Here at Spot-on we’ve always been a little leery of online ad targeting.
In the online political space, targeting – using computer code to personalize advertising as a reader moves around the web – can backfire, especially when sensitive topics make in onto ballots or take center stage in campaigns. People might not mind putting a check in the mail but they sure do mind being “followed” on the web. Add to that the fact that Internet use is heaviest at the office, and, well, you can see why questions about privacy can’t be dismissed.
That’s why this week’s Wall Street Journal series on online privacy is so important. It details – with plain language and easy-to-understand graphics – how targeting works. And it talks with intelligence and political sense about how ad data is collected and how it’s used.
This won’t be the last of these stories; it’s just the 1st. Other outlets will pile on. Which means online ad targeting – pretty much the nerdy purview of the Federal Trade Commission and Congressional subcommittees – is now a consumer issue. You can count on more and more discussions – not to mention questions from clients – along with grandstanding and camera-hogging.
Why is this important for political media? It’s been very easy for some of these firms to market targeting as a well-used and familiar tool because it can look like the targeting used in direct mail. That’s probably going to change as companies amend their practices to conform to regulatory pressure. That’s the good news.

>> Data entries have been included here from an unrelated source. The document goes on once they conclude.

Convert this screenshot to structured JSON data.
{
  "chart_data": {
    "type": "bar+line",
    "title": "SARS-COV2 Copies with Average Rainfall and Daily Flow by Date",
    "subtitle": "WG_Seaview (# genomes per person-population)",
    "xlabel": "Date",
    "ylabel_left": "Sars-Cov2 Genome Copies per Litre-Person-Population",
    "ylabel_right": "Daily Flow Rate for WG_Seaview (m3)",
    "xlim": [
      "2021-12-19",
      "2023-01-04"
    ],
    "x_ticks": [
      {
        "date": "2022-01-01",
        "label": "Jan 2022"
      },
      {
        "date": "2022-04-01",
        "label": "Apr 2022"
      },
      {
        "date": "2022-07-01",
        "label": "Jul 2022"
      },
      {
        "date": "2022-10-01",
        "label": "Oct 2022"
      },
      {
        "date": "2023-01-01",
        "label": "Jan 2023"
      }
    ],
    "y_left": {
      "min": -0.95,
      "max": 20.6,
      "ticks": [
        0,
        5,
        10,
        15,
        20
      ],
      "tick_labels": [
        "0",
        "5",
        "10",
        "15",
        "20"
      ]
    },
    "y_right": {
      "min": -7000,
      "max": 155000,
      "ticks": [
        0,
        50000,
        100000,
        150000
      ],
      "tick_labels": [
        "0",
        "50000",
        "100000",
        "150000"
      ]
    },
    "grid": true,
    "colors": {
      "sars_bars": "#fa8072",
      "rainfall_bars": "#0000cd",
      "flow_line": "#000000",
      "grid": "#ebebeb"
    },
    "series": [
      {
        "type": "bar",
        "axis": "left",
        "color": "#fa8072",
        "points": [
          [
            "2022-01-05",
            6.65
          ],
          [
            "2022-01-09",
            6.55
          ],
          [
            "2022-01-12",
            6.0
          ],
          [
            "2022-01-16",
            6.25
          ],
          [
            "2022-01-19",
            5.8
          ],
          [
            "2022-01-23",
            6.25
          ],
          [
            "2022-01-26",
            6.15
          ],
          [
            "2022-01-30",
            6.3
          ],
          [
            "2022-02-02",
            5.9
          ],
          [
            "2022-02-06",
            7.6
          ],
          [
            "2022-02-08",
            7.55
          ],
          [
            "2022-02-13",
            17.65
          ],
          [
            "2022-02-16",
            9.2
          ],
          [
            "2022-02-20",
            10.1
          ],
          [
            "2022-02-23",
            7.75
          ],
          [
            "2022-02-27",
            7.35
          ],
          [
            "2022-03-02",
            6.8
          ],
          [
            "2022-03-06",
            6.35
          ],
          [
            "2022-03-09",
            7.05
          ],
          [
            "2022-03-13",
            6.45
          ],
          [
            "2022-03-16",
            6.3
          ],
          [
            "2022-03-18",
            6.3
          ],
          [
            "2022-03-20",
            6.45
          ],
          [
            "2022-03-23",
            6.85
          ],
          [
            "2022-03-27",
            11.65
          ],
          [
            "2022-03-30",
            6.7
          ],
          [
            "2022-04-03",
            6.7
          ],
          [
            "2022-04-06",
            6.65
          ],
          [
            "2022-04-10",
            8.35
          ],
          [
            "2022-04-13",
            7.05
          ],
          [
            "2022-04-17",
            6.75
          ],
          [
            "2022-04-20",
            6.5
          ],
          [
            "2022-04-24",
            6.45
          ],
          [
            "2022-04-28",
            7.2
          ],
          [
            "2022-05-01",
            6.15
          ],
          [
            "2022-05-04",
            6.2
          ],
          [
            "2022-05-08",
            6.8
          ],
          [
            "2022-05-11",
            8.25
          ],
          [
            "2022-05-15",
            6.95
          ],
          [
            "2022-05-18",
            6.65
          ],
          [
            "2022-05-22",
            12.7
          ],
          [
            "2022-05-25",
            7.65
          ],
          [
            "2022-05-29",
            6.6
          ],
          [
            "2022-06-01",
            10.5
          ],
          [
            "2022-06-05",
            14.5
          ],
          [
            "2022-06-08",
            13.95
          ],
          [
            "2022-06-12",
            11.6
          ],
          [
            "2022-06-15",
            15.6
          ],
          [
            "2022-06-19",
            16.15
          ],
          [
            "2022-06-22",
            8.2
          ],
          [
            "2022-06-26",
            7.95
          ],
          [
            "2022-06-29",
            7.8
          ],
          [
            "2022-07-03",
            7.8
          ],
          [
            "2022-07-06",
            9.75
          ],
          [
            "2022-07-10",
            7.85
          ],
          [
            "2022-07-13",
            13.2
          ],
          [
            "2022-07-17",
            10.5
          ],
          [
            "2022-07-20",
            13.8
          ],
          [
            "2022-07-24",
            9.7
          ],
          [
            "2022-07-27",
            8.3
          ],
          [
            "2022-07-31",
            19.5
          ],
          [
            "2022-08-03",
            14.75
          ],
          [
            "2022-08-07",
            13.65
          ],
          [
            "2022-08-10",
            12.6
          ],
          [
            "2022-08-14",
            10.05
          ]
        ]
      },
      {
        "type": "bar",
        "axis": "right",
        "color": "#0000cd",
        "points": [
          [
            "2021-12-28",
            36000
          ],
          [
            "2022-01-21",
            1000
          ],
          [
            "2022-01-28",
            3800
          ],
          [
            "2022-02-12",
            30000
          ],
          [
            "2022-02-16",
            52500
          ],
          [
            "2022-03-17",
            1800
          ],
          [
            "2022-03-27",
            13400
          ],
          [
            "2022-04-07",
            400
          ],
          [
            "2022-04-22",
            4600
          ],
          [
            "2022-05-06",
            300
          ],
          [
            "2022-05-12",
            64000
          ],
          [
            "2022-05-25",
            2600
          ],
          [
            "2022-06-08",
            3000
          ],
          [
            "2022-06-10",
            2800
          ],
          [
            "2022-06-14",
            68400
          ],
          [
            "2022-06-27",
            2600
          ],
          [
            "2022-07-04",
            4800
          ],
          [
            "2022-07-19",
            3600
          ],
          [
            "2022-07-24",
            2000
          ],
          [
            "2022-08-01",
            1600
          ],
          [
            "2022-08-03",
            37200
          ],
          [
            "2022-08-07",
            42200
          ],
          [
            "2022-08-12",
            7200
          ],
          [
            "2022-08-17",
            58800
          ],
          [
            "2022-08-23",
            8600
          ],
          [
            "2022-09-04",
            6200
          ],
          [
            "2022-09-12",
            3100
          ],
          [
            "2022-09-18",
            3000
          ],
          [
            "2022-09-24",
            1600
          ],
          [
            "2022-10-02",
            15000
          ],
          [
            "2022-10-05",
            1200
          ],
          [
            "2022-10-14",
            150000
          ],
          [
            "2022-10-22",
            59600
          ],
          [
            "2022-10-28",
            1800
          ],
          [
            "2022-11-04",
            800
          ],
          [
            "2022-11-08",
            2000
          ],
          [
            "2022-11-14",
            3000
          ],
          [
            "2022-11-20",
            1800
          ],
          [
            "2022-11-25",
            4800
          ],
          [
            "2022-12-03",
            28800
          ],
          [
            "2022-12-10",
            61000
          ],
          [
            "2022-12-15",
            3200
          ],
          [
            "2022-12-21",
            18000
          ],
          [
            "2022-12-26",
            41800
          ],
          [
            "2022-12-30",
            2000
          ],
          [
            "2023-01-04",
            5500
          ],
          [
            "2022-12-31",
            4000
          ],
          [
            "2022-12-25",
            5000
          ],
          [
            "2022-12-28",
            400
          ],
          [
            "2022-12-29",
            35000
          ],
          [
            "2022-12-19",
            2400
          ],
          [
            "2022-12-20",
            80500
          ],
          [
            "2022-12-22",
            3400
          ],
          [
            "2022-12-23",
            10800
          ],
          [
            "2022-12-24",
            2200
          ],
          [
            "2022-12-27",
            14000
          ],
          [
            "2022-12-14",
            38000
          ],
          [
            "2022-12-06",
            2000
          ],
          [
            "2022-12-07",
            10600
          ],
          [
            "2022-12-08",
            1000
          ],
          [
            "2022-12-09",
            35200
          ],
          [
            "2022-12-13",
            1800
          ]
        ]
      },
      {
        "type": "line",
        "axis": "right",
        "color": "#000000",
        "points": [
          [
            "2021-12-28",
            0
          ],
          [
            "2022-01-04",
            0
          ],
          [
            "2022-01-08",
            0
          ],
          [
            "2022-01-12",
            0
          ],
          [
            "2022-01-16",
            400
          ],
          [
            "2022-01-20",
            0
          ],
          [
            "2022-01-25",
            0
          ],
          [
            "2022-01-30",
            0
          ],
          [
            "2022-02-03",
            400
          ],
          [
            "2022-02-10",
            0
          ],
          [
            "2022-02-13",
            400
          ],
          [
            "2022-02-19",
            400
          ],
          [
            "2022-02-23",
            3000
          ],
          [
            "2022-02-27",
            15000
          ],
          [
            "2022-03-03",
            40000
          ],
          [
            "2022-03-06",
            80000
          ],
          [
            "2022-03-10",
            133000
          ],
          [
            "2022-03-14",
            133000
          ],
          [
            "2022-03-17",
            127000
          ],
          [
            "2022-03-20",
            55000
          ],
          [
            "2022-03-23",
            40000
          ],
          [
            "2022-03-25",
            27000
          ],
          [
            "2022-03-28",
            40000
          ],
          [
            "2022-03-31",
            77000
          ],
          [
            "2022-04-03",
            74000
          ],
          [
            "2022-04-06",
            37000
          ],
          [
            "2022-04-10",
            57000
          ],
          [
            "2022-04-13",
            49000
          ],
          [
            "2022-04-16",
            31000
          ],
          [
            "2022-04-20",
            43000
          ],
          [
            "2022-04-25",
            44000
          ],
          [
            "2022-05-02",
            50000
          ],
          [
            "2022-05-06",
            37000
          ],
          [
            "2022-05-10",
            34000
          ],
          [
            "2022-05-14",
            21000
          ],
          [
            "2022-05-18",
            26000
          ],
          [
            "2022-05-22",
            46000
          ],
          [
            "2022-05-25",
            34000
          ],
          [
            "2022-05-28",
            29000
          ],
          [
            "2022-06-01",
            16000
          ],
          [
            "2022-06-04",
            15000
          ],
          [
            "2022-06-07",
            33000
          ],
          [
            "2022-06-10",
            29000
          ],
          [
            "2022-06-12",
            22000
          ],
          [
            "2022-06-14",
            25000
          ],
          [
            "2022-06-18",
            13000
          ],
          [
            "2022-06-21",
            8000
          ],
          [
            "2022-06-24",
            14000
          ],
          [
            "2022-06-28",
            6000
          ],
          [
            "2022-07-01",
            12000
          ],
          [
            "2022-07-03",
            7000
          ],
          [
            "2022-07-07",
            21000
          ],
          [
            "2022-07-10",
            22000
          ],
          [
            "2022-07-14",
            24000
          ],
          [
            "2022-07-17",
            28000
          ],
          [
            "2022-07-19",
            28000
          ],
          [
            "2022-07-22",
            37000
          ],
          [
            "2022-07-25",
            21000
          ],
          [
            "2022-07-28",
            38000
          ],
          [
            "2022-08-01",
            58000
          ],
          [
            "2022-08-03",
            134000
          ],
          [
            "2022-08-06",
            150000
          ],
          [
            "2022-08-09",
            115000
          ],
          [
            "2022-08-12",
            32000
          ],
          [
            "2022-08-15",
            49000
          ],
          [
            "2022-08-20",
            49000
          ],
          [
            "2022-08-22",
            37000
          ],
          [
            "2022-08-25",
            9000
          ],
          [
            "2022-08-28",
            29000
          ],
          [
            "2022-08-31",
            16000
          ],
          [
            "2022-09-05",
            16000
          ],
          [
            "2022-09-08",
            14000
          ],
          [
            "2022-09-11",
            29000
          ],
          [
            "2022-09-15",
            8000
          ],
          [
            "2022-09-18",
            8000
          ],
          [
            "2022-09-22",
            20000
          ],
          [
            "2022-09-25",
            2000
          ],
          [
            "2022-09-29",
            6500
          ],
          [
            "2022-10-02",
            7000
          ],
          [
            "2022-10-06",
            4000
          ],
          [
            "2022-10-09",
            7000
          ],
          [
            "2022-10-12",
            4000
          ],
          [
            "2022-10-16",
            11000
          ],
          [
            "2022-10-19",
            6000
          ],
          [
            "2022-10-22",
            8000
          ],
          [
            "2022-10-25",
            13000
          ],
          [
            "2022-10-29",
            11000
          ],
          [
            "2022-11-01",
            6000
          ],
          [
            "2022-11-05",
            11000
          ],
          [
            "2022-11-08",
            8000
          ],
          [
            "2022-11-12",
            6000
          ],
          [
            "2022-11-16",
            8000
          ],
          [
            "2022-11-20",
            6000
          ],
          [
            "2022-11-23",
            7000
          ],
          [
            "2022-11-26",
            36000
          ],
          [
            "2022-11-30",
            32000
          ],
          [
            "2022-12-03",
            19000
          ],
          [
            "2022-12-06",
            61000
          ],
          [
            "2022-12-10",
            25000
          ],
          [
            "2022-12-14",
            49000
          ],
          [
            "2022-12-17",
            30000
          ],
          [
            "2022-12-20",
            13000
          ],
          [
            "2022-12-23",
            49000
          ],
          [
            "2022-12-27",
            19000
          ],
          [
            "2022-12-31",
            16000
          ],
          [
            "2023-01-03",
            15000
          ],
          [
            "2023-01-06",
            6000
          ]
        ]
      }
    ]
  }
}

The bad news? Aggressive online targeting is a potential campaign issue – just like voting history or financial holdings. That’s the main reason Spot-on urges clients to use targeting carefully, especially for the hot-button issues that bring voters to the polls.
Editor’s Note: Chris Nolan is Spot-on’s founder. In another life she covered Congress and the regulation of the telecom business for Washington-based trade magazines.